El otro día se reunieron Zapatero y Rajoy. Al parecer, no alcanzaron acuerdos. Es como juntar en una misma habitación a un ciego y a un sordomudo, igual que ocurre en “Un cadáver a los postres” con el mayordomo y la cocinera: el entendimiento es imposible. No obstante, aunque no se alcancen acuerdos, uno y otro saben de qué pie cojea el contrario. Por eso no comprendemos que Rajoy, con su verbo nada fácil, arrojara una frase a los reporteros como quien arroja carnaza a los tiburones. Dijo que no sabía muy bien por qué se le había convocado y que no había entendido nada. Aquí intentó hacer el humor de Aznar, y le salió como el humor de su predecesor: mal. O sea, bien. Quiere decirse que los chistes de Aznar eran muy malos y los de Rajoy son todavía peores, con lo cual la imitación es más o menos correcta.
Lo que le ocurre a Rajoy en el momento actual es lo que le sucede a la lechuga de una ensalada. Al principio, puesta en la ensaladera, aporta frescura y sensación vigorizante. Se aliña. Mejora el sabor. Cuando pasa un cuarto de hora, o así, la lechuga se estropea, se ablanda, flojea.

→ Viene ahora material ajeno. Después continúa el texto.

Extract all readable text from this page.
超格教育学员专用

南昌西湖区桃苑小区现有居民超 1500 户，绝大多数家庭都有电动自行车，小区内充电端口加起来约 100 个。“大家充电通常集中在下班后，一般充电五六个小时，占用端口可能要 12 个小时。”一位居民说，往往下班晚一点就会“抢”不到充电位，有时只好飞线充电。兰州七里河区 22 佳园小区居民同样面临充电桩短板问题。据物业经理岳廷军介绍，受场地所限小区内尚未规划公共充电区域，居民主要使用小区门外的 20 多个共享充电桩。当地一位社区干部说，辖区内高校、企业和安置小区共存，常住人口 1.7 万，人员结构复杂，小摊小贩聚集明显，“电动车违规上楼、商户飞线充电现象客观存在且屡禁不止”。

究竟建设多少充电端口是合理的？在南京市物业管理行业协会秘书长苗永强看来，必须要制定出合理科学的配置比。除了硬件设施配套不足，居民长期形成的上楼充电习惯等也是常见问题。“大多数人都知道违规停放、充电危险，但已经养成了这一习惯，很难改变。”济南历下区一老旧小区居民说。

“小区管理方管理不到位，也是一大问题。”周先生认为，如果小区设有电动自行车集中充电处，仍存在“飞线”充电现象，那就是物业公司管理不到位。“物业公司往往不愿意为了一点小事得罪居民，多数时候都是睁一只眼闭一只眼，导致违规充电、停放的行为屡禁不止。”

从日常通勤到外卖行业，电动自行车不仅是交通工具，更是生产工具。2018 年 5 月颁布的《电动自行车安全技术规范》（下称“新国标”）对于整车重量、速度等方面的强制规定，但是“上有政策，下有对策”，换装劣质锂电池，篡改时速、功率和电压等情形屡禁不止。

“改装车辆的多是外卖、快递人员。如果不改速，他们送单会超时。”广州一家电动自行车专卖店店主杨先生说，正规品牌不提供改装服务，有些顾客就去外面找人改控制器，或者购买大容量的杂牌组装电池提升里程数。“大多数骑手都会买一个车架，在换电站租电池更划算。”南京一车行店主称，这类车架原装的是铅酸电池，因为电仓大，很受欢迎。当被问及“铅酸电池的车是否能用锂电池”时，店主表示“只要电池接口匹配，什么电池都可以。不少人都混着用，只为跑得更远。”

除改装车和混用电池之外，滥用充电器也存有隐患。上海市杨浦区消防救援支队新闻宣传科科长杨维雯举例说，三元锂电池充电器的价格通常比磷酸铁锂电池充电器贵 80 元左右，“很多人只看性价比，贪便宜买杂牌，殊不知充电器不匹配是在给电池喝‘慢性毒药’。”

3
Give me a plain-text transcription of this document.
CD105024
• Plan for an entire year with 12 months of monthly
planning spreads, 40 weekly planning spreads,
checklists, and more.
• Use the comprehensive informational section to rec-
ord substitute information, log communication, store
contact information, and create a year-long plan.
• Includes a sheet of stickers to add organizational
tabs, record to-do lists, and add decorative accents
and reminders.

Es una lechuga trasnochada, solemos decir. A Rajoy le ocurre lo mismo que a esa lechuga de la ensalada. No empezó mal. Era un buen adversario de ring, con gancho firme pero sin perder las formas, sin abandonar la educación. El tiempo ha pasado y quizá sus comparsas pensaron que su actitud era peligrosa para el partido. Le habrán exigido que dé más caña. El caso es que, de un tiempo a esta parte, surgió otro Rajoy, rancio como la lechuga vieja y maestro en soltar disparates por esa boquita de piñón. En cada una de sus apariciones hace las delicias de los coleccionistas de chorradas. Cuando lo veo en televisión me asalta la vergüenza ajena y la risa, dependiendo de lo que diga. En aquellos tiempos en los que Aznar lo designó su sucesor, un amigo mío me advirtió que era un gran político. Lo fue, debemos añadir.
Hay políticos que nunca deberían abrir la boca. Rajoy es uno de ellos en esta nueva temporada en la que se mueve con estilo agresivo. Pero también recuerdo otro político, esta vez mujer y esta vez socialista, muy poco diestro en la palabra. Me refiero a la ministra de Cultura. Meses atrás me invitaron a la cena de una entrega de premios literarios, organizada por la Asociación Colegial de Escritores de España, y aquí lo conté. Al final de la velada, la ministra Carmen Calvo subió al estrado para endiñarnos un discurso sobre la cultura. No lo comenté en su momento, en aquella columna, porque yo hablaba de literatura y sus pormenores. El discurso fue otra cosa, y lamentablemente me viene a la mente cuando esta mujer comparece en los medios: un discurso propio de Martes y Trece cuando hacían aquellas supremas parodias. Un discurso en el que iban colándose frases de este pelo: “La literatura es mu bonita”, “Yo creo que leer está mu bien”, “Estos premios son necesarios”. Menudo bochorno, imagínense. Toda aquella gente trabajando a destajo con la lengua para mejorar la literatura y el idioma, y una ministra sube a la tarima y se expresa como en las parodias de la tele. Se hubiera necesitado más rigor, más seriedad, menos frases dignas de Barrio Sésamo. Peso así sucedió. Sabemos que la tarea del político no es fácil. Que debe mantener una imagen, no meter la pata cuando abre la boca, pisar terreno firme para no descalabrarse, caminar siempre en la cuerda floja, etcétera. Lo que es intolerable es que algunos, como los mencionados, no digan nada (al menos nada valioso, nada digno de ser reseñado), salvo vaguedades, y los medios lo recojan como si fuese maná.